We have considered this material and the submissions on each side. We would start by observing that the circumstances, and therefore the appropriate sentences for this particular type of offence, may vary very considerably. The cases to which we have been referred illustrate this. However, particular instances of the offence in different circumstances do not greatly assist us on this application. Two cases which are potentially of assistance are both Attorney-General's Reference cases which set out some of the general principles when determining the seriousness of the offence and from that, what the appropriate sentence may be. The first is Attorney-General's Reference No 68 of 2008 (R v Myrie) [2009] 2 Cr App R(S) 48, at paragraph 14. Among other matters, the court emphasised three features of that case which increase the seriousness of the offence and which are features of the present case. First, setting a fire as a premeditated act of revenge or, we would add, retribution. In the present case the offender had told his wife on the Friday (the day before the setting of the fire) that he was going to petrol bomb the flat.

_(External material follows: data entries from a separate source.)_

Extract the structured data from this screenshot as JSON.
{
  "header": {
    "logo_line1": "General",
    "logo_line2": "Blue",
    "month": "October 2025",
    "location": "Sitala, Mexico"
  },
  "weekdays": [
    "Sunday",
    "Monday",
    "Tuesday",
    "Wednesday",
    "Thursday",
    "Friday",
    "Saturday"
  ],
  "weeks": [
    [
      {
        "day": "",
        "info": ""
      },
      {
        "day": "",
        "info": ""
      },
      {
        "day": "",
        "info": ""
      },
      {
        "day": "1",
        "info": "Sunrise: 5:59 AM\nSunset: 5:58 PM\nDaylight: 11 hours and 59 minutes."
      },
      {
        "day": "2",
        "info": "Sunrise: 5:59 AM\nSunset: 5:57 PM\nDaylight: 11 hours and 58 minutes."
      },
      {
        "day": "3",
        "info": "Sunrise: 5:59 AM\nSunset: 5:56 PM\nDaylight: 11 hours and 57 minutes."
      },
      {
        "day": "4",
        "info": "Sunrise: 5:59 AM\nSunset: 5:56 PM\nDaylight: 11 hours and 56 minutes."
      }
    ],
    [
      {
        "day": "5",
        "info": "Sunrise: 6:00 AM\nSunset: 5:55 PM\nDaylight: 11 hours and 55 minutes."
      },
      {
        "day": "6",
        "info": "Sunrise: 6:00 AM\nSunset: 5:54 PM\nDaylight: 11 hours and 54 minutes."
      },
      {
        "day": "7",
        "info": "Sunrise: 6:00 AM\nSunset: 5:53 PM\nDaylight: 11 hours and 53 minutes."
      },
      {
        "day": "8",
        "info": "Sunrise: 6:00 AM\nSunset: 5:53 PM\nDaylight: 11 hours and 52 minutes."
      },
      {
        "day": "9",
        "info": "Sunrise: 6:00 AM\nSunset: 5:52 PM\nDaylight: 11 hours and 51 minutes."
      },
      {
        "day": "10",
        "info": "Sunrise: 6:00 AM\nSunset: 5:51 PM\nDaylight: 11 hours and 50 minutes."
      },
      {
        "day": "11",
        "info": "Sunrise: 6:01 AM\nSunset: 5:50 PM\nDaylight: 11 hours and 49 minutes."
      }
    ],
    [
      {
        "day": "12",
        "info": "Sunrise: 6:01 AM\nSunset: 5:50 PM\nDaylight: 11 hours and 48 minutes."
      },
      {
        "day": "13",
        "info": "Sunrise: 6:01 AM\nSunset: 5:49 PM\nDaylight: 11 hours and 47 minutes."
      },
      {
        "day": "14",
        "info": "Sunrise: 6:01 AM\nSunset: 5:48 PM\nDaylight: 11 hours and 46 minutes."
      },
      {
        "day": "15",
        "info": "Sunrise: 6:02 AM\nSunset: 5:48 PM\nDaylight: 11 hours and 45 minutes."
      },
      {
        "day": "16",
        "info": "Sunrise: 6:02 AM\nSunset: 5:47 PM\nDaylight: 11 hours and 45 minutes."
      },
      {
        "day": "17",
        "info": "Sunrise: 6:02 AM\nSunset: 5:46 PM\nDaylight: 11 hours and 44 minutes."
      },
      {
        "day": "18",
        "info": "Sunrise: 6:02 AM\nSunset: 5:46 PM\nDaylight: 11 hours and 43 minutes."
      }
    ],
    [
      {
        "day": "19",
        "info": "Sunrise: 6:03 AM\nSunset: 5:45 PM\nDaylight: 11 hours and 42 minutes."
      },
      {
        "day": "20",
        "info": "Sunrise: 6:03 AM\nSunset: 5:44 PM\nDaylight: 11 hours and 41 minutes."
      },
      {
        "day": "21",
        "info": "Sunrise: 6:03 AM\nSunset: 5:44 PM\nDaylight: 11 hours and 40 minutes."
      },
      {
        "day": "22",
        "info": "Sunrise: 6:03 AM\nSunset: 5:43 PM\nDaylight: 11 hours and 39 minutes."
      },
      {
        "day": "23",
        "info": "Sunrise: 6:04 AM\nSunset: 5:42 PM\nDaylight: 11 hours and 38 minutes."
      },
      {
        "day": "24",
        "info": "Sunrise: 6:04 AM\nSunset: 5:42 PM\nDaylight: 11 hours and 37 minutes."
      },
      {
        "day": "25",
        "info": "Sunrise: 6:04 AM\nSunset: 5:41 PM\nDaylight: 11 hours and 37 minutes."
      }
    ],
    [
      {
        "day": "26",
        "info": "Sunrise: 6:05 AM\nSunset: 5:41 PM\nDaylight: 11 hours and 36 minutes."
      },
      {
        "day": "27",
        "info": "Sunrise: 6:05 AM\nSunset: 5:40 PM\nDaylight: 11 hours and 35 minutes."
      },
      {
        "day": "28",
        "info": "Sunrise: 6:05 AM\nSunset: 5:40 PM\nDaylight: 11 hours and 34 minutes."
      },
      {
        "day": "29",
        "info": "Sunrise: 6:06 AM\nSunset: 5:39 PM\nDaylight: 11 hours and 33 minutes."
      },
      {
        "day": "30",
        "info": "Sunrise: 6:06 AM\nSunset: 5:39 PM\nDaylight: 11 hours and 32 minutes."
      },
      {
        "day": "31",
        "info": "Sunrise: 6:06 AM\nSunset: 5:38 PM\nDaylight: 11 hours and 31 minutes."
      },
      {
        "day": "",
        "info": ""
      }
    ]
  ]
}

Second, setting a fire adjacent to or at premises which are known to be occupied at the time. Third, setting a fire in a block of flats or houses of multi occupation, particularly at night, where the risks of the fire developing and spreading to adjoining properties hardly needs to be elaborated upon.

25.

The second case is Attorney-General's Reference No 56 of 2015 (R v Hilton) [2016] 1 Cr App R(S) 9, in which the court emphasised the continuing relevance of Myrie while recognising that each case is fact specific.

26.

We recognise that anti-social behaviour and particularly loud continuous noise and vibration from neighbouring flats or houses can be highly oppressive and sometimes intolerably so. Some people may become used to it, but many will not and there is no reason why they should. The selfishness of neighbours may come to dominate their lives so as to exclude any real enjoyment of their homes. We recognise that this is what happened in the present case. The offender had come to the end of his tether. However, there are ways in which repeated anti-social behaviour can be addressed lawfully and it is the duty of those charged to receive complaints about neighbours to take them seriously and act upon them appropriately. In the present case, the offender committed a serious crime in an attempt to stop his neighbour's anti-social behaviour. He wanted to teach them a lesson.

27.

In our view, the seriousness of the offence, with the aggravating features indicating a high degree of culpability, warranted a sentence of the order of 6 years. However, in the light of the background to the offending and the considerable mitigation available to the offender, that starting point could properly have been reduced to a term of 5 years before credit for the plea and, with full credit, for that plea to a term of 40 months. A term of 2 years was unduly lenient. We take into account that the offender has complied with his sentence since it was passed and accordingly the sentence that we substitute for the 2 years suspended sentence is a term of 38 months (3 years and 2 months) immediate imprisonment.